Un juge d'instruction enquête sur l'accusation de corruption impliquant Jean-Claude Fontinoy, actuel président de la SNCB

La reconduction de Jean-Claude Fontinoy, actuel président de la SNCB, à son poste paraît compromise. Son départ est évoqué sans qu'à ce stade, un quelconque lien ne soit fait avec l'enquête qui le concerne.

La désignation d’un juge d’instruction pour enquêter sur des soupçons de corruption ne va pas aider ceux qui aimeraient le voir rempiler.

Jean-Claude Fontinoy qui a la réputation d’avoir le cuir épais est depuis plus de vingt ans, l’un des principaux conseillers du camp libéral et en particulier de Didier Reynders, lorsqu'il faut négocier les dossiers épineux.

L’éventualité d’un pacte de corruption

Pour rappel, en octobre dernier Jean-François Godbille, un magistrat du parquet général de Bruxelles, dénonce comme il y est tenu par la loi, des faits dont il a eu connaissance en dehors du cadre professionnel. Jean-François Godbille est proche du prince Laurent.
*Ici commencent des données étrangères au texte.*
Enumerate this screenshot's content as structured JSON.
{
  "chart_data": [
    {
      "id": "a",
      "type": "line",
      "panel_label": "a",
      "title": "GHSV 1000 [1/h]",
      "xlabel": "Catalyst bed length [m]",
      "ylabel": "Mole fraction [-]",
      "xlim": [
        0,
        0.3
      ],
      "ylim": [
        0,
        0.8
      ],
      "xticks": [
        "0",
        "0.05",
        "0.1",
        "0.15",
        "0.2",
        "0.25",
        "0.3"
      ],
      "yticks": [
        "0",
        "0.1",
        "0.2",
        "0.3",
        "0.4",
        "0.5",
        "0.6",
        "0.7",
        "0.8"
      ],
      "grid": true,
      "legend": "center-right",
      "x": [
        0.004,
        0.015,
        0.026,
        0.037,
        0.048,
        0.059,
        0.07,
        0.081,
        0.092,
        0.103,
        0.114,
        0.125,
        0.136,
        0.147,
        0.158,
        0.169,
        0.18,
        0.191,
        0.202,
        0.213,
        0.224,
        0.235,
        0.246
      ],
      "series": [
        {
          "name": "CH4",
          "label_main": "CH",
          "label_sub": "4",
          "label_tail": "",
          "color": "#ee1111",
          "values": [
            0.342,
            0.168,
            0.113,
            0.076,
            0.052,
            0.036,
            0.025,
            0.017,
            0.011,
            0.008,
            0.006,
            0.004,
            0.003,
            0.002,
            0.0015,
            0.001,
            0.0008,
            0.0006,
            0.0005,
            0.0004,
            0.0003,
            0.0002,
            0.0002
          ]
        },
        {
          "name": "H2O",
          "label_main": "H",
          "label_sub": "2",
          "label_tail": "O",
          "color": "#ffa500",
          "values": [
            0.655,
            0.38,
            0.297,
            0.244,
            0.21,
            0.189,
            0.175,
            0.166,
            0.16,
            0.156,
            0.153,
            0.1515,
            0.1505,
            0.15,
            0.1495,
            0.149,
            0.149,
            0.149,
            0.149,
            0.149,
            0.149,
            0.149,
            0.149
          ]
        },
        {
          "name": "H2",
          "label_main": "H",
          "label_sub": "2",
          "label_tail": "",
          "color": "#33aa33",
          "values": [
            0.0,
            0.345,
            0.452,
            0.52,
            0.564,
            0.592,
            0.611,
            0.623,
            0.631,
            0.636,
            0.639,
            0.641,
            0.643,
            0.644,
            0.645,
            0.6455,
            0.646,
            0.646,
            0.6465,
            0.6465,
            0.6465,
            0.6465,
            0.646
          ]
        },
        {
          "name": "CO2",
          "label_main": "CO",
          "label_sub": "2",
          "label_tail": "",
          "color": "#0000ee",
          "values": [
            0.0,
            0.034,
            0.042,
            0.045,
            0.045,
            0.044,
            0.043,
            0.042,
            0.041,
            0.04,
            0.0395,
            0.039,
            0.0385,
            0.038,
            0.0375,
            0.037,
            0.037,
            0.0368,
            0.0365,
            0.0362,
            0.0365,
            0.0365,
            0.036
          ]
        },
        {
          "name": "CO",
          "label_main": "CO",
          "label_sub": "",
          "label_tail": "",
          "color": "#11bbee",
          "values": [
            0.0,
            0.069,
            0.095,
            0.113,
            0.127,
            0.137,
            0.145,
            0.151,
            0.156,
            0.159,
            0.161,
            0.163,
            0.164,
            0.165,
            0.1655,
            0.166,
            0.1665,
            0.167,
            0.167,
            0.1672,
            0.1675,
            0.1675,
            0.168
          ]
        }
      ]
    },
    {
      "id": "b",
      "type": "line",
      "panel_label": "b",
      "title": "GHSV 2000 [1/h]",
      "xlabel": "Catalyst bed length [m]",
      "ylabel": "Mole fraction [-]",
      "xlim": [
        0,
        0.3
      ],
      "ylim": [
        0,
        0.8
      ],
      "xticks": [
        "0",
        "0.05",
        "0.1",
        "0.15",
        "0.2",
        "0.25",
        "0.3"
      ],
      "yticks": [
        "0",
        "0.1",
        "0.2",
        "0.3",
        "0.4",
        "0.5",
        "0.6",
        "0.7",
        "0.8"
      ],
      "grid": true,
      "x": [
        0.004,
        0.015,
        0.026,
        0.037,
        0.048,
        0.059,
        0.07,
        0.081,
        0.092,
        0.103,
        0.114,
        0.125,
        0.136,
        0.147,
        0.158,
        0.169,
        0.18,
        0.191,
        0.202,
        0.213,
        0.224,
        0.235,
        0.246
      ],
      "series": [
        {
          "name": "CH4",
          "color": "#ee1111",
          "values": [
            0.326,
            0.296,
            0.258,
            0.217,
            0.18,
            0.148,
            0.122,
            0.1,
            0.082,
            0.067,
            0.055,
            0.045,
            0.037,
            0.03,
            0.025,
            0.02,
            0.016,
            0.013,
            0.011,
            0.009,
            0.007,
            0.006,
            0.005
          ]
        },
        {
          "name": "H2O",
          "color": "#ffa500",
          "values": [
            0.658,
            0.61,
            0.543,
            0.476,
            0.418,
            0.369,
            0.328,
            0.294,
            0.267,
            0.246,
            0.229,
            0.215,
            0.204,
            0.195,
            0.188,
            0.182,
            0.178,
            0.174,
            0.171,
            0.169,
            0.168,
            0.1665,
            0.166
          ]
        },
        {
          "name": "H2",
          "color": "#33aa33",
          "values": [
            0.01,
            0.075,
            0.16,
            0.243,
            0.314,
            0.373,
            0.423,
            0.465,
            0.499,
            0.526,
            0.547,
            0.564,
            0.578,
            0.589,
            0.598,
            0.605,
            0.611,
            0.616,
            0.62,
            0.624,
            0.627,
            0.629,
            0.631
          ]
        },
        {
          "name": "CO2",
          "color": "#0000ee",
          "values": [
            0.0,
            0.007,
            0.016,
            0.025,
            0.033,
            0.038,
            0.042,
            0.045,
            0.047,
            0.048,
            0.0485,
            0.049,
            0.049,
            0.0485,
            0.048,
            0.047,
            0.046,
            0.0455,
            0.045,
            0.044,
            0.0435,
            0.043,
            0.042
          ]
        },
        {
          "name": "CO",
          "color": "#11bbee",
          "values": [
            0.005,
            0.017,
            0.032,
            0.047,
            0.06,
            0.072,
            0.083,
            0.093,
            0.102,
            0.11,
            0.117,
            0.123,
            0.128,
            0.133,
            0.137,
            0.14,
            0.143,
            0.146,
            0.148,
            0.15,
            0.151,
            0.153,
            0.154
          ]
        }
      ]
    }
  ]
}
C’est dans ce contexte qu’il se décide à rédiger un procès-verbal dans lequel il acte les déclarations d’une personne qui s’est confiée à lui et qui accuse Jean-Claude Fontinoy d’avoir perçu une somme de 50.000 euros pour agir en faveur des intérêts du prince Laurent dans son litige avec l’Etat libyen. 

Concrètement, il s’agissait de convaincre le ministre Didier Reynders d'appuyer les efforts des avocats du prince Laurent pour récupérer une créance de 48 millions d’euros en faveur de GSDT, l’association environnementale dans laquelle intervient Laurent. La dénonciation du magistrat Jean-François Godbille implique donc indirectement le prince Laurent, car ce sont des personnes de son entourage voulant l’aider dans ses déboires financiers en Libye qui seraient concernés par les faits à l'origine de l'enquête.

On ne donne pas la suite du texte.